I do not think anything I have written here contradicts scripture. In fact, you have only restated my premises.

Rich
BlogRodent

Chris P. said...

Beam me up Lord!!

Wanderer said...

Rich -
"Who's to say that God doesn't exist within a completely higher order of space and time and that this plane of existence is completely coexistent with him? In other words, suppose we don't exist outside of God, at all, but that we exist within him--not immaterially, like his imagination or dreams, but that God is in and through and around and above all things. This would explain his omnipresence quite nicely and still allow for him to act and experience events within his own framework independent of our own space and time dimensions."
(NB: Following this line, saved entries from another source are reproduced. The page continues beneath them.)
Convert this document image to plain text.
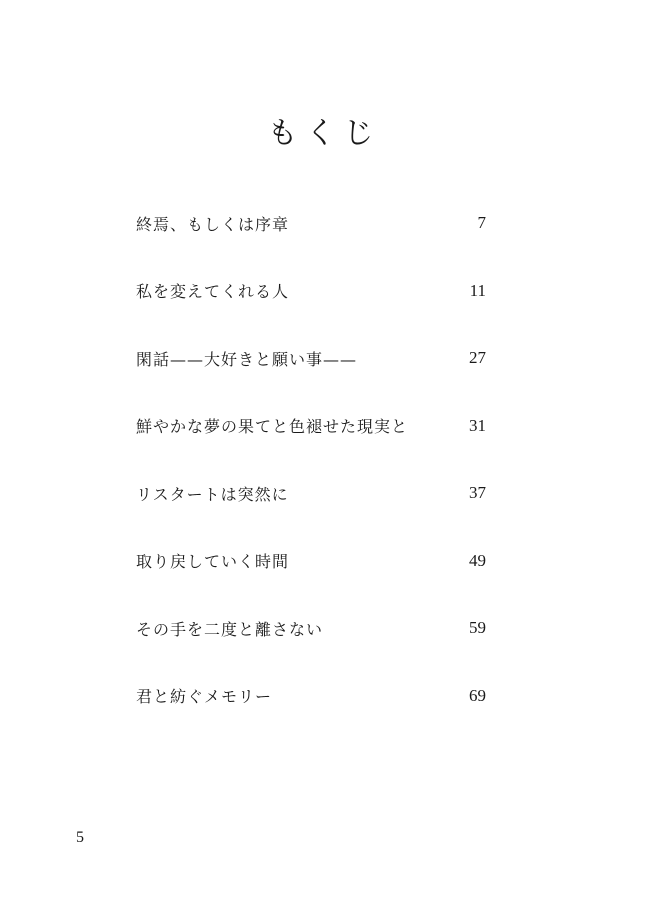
もくじ
終焉、もしくは序章	7
私を変えてくれる人	11
閑話——大好きと願い事——	27
鮮やかな夢の果てと色褪せた現実と	31
リスタートは突然に	37
取り戻していく時間	49
その手を二度と離さない	59
君と紡ぐメモリー	69
5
I agree with you in regards to this supposition, in fact it is something I have been driving at. As to the issue of omniscience and knowledge of that which is to come, I have come as close as I can with relating my position on these arguments without leaving the framework of the common denominator of religious beliefs among the readers and author of this blog. I have been planning for some time to elaborate on my own on this subject. Perhaps I will soon so if this argument resurfaces (or should I say when this argument resurfaces) I can just have that to point to.

Rob said...

"Rock With Wings" was the title of the documentary, as I recall. I came in half-way, so didn't get the history of the name, but there were quite a few shots of the mesa in the distance during the program. Breath-takingly beautiful!

Arthur Brokop II said...

every morning on the way to work, no matter where my head is at, where my heart is at, i drive down the rocky dirt road outside my house, turn west onto the highway, and Glory!
There is the mountain, the mesa, and Shiprock, in the glow of the rising sun, sometimes golden...sometimes a rosy pink. And it takes my breath away. Every morning. I start to pray...sometimes in tears, but then I see the beauty of His creation and all I can say is Glory! And after school, when i leave the building, and see the shadows on the mesas, the Sleeping Ute mountain in the distance, I take a deep breath, and Thank God that my old eyes still work. Yes Robby, it is a wonderful sight to behold.

Arthur Brokop II said...

i agree that Shiprock is a beautiful place to live! Glory to God, the creator of the universe!